Friday, December 28, 2012

Books Like Whoa: The Snow Spider by Jenny Nimmo (2012 Book Countdown)

Next up on the countdown, a haunting and delightful middle grade reader that won my heart

The Snow Spider
by Jenny Nimmo

Procured from my most favorite used bookstore in the world, McKay's

Procured in December 2011

Finished on January 1, 2012

Format: Audiobook, which I listened to on my way back to DC from Tennessee

Why I gave it a try: The good folks at Books You Should Read sold the hell out of this book on their inaugural book club and then I found the audio on the cheap. So I thought, why not?

Summary: Gwyn's ninth birthday doesn't get off to a great start. His father is still so devastating over his sister's disappearance the year before that he can't help but be horrible to Gwyn. Today, that means ruining his birthday party. But then, Gwyn's Gran gives him quite a gift - a test to see if he has inherited his wizard ancestors' powers. A snow spider arrives in response, confirming Gwyn's magical abilities, and giving Gwyn hope that he can heal his family. Magical shenanigans ensue. 

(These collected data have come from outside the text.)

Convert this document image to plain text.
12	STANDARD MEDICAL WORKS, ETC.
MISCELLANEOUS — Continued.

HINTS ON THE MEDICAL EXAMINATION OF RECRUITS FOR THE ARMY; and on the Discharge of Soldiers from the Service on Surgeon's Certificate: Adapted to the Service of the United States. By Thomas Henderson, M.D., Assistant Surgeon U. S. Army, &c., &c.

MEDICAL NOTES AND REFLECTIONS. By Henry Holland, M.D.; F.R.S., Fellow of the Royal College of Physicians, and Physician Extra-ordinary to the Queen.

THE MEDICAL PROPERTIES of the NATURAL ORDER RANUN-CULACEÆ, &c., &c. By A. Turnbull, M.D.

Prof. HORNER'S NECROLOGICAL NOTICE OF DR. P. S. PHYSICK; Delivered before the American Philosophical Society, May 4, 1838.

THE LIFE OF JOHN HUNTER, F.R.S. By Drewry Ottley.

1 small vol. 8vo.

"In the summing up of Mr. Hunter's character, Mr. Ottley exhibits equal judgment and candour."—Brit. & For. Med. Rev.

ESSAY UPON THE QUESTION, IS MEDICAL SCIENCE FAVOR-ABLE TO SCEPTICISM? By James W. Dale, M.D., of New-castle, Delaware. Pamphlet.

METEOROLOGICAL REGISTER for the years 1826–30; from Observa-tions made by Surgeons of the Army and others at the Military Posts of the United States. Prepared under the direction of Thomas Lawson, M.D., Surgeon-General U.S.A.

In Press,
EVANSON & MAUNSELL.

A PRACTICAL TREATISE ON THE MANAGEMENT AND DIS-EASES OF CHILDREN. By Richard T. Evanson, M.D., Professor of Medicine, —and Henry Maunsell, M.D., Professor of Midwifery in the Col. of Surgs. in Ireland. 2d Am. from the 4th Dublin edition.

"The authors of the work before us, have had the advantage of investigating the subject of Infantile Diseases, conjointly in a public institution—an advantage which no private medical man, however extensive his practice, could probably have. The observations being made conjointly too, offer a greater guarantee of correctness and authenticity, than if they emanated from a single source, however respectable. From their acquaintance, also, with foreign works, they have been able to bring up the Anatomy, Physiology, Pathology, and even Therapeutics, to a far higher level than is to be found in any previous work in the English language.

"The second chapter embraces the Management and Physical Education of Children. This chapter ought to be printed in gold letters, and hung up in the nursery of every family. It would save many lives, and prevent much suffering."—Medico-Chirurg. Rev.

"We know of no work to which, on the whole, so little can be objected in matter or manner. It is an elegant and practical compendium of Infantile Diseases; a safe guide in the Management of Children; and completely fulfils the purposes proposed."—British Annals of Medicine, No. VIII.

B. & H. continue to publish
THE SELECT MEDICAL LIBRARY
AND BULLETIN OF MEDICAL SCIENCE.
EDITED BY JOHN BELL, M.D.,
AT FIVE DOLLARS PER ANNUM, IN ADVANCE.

Thoughts: What I loved most about this book, which I believe is aimed at preteens, is the respect that the author shows for her young readers. There are some dark, scary things that happen in this book that Nimmo doesn't sugar coat at all. While I love Harry Potter inordinately, it has a rompy quality that keeps things from feeling too serious most of the time. This book is unabashedly dark. Stuff gets real and Nimmo doesn't temper things with much humor. She trusts her readers to deal with situations she sets up. In short, this is a very sophisticated emotional story, even if it is written for kids.

However, that doesn't mean that this is a depressing book or not fun to read. It just makes the stakes of the story feel weightier. Gwyn isn't just trying to save his community - he is trying to heal his family. He's trying to repair his relationship with his best friend. He's trying to connect with his ancestral history. I really admire this aspect of Nimmo's story telling: she makes the stakes focused on Gwyn's relationships, not on grand gestures of saving the world, though that does happen. The emotional driver for all the action in the story is grief - that's very rare for a children's book, from what I've seen.

I also was in love with Nimmo's invocation of the setting. She creates an incredible atmosphere of wonder and natural beauty. Basically, she made me want to move to Wales. Her use of Welsh mythology gives the whole of the story a sense of depth and richness that makes the story more believable. She makes a number of allusions and direct references to the Mabinogion, especially through Gwyn's ancestors' names.

She also builds a great sense of Gwyn's community, creating rich secondary characters. I especially loved Gwyn's Gran, who is as sassy as you could hope a grandmother could be. His best friend, Allen, is also great, and the mending of Gwyn and Allen's relationship is a satisfying subplot.

This is a great story for kids filled with both magic and human drama - a rare, but extremely satisfying, combination that Nimmo executes flawlessly.


6 - Why are you still reading this review? Go pick this one up NOW

What was your favorite childhood book?